The show will go on, at least in the case of the Geneva Motor Show. Many of the automakers will offer livecast events instead.

It’s been said that “the show must go on,” and so it seems will be the case with the Geneva International Motor Show.

There’s been a worldwide rush to cancel or delay major conferences, sporting events and other public gatherings as the coronavirus outbreak accelerates. Among the events called off, organizers of the Geneva show last week said the annual gathering has been banned by Swiss authorities.

That was expected to cause some serious headaches for automakers that not only hoped to use the show to boost sales in a stuttering market but also as a backdrop for the debut of scores of new cars, trucks and crossovers. So, instead of scrubbing the show entirely, Geneva organizers have come up with an online alternative.

(Geneva Motor Show cancelled due to coronavirus concerns.)

“Despite the cancellation of the 90th edition of the GIMS, the organizers have decided to offer to the public, fans and the media – partly live – the streaming of the press conferences and presentations of the world premieres organized by the manufacturers in different locations,” show organizers said in a statement Monday morning.

Bentley had planned to use the Geneva Motor Show to introduce its new Mulliner Bacala two-seater. Now it will do so via the internet.

Members of the media, as well as the public, will be able to plug in here to watch the various debuts that were originally scheduled to take place at the Palexpo convention center starting at 8 a.m CET, or 2 a.m. EST.

It’s unclear where the various media presentations will physically take place. As of last Friday, several automakers told TheDetroitBureau.com that they already had staff on site at the convention center preparing to move vehicles and break down their stands.

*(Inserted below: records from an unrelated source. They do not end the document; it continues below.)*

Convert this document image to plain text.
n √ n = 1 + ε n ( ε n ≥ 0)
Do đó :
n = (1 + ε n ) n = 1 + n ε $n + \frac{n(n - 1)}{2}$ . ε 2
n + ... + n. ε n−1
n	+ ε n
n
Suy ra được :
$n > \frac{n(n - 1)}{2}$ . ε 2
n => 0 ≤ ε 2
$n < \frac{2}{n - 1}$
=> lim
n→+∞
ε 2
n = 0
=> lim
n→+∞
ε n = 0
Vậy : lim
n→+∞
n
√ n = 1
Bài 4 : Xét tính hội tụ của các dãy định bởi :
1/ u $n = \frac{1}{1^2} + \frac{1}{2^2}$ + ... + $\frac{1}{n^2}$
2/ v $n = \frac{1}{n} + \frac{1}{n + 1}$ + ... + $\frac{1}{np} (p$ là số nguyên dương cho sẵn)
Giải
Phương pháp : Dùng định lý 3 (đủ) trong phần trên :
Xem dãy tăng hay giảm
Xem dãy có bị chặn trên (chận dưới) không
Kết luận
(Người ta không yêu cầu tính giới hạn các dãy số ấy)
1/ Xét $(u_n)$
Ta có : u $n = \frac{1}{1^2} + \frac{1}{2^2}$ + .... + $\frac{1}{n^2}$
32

Traditionally the first big European auto show of the year, Geneva was expected to attract journalists from around the world for a two-day media preview starting on the morning of March 3. The public days were to run from March 5-15 and were expected to draw as many as 700,000 visitors to Palexpo.

(Global auto sales expected to fall 2.5% this year as coronavirus impact spreads.)

The Swiss government last week issued an edict that no event involving more than 100 people in a single location could proceed through at least mid-March.

“This comes as a preventative measure in response to the coronavirus epidemic raging in Europe and now in Switzerland,” Maurice Turrettini, chairman of the board operating the Geneva auto show, said in a video statement.

The Aston Martin DBX Q Edition concept was set to debut at the Geneva Motor Show.

Some automakers had already raised the prospect of canceling their own involvement in the show as coronavirus cases started popping up across Europe, including Switzerland.

“Bentley welcomes the decision of the Geneva State Council to cancel this year’s Geneva Motor Show,” the company said in a statement. “This is a decision in the interests of the health and safety of all participants and our colleagues.”

Bentley on Monday confirmed it will be one of the many automakers now holding a livestream news conference. Other manufacturers turning to the Internet include Audi, BMW, Lamborghini, Mercedes-Benz and Porsche, as well as suppliers such as Goodyear.

(China’s coronavirus crisis could cripple car production in the U.S.)

All told, the original media preview had 67 events on the schedule. Some manufacturers, including Fiat Chrysler, had not yet confirmed whether they will participate or hold previews at a later date.